Twenty students started in the GED program's first class, each with his or her unique deficiencies and life hurdles. Many needed pacing that could help them better retain the information. Some needed help around their work hours. Some did not speak English as a first language, a frequent hurdle in a district where many of the 100,000 students are immigrants and refugees. Classes meet Mondays and Wednesdays for two hours, with morning and evening times to fit busy schedules.

Monday evening, seven students gathered at a conference table and thumbed through GED study guides, with so many pages they easily remind one of old phone books.

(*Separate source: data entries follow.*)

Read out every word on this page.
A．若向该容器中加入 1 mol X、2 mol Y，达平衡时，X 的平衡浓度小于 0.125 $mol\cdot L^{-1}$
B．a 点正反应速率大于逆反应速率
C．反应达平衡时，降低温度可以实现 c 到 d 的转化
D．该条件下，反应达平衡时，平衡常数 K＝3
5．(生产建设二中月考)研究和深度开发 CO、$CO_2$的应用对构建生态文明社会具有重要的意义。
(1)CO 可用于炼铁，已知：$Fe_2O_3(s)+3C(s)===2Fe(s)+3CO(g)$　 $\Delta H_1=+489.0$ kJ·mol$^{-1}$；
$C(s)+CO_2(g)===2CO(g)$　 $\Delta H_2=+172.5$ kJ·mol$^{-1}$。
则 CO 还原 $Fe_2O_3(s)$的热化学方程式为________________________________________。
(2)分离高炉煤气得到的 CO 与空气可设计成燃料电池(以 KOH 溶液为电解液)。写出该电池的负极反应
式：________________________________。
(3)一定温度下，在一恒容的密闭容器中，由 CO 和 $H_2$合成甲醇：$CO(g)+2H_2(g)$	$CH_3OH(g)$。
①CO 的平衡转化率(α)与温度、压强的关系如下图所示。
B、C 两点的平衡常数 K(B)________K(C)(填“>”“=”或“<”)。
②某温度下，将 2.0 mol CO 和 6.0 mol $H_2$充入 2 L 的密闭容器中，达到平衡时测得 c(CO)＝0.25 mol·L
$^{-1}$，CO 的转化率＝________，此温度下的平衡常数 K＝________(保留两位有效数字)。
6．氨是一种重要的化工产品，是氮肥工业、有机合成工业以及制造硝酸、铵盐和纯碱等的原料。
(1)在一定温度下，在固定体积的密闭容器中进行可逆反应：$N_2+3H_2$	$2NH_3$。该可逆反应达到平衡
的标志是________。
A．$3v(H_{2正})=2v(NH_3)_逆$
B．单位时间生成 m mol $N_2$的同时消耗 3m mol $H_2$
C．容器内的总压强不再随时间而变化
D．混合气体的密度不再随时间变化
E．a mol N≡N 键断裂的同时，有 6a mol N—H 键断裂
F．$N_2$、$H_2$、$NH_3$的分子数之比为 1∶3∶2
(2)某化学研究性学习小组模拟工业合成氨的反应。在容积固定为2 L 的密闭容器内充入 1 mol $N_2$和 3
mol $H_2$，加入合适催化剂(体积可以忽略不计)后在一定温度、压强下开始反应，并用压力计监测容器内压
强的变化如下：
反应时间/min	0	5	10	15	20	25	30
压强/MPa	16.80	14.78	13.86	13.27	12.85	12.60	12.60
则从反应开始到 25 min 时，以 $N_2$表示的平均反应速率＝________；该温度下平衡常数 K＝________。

“Drives his girlfriend crazy,” Narva Dunlap, a family engagement specialist, read to the students. “Is that a complete sentence or a fragment?”

Fragment.

“Why is that a fragment?”

It is missing a subject.

As the number of participants grow, students are grouped based on need and separated into different classes. That evening, two math classes also were taking place at the Hub. More than 500 people expressed interest when the fall GED program was announced.

“All the parents have different starting places,” Dunlap said. “No matter what your needs are, we try to meet you. They say it takes a village to raise a child. It takes one to raise our families.”

Parker’s starting assessment earlier this year showed her math comprehension at a fifth-grade level. A recent assessment showed that improved in less than six months to 11th grade and eight months. Recently, she completed a GED practice test with a passing grade at the minimum passing threshold, but is continuing the tutoring sessions at DeKalb’s Family IMPACT Hub to build on that score. She’s already taking dual-enrollment courses at Georgia Piedmont Technical College and plans to get a psychology degree from Georgia State.

“When we first started, I felt so stupid,” she said. “I didn’t think I would be this far this soon. What I don’t know, there’s someone here to help. Now, I’ve got a goal, and I’m so grateful for the second chance.

“I did not even see this happening for me last year.”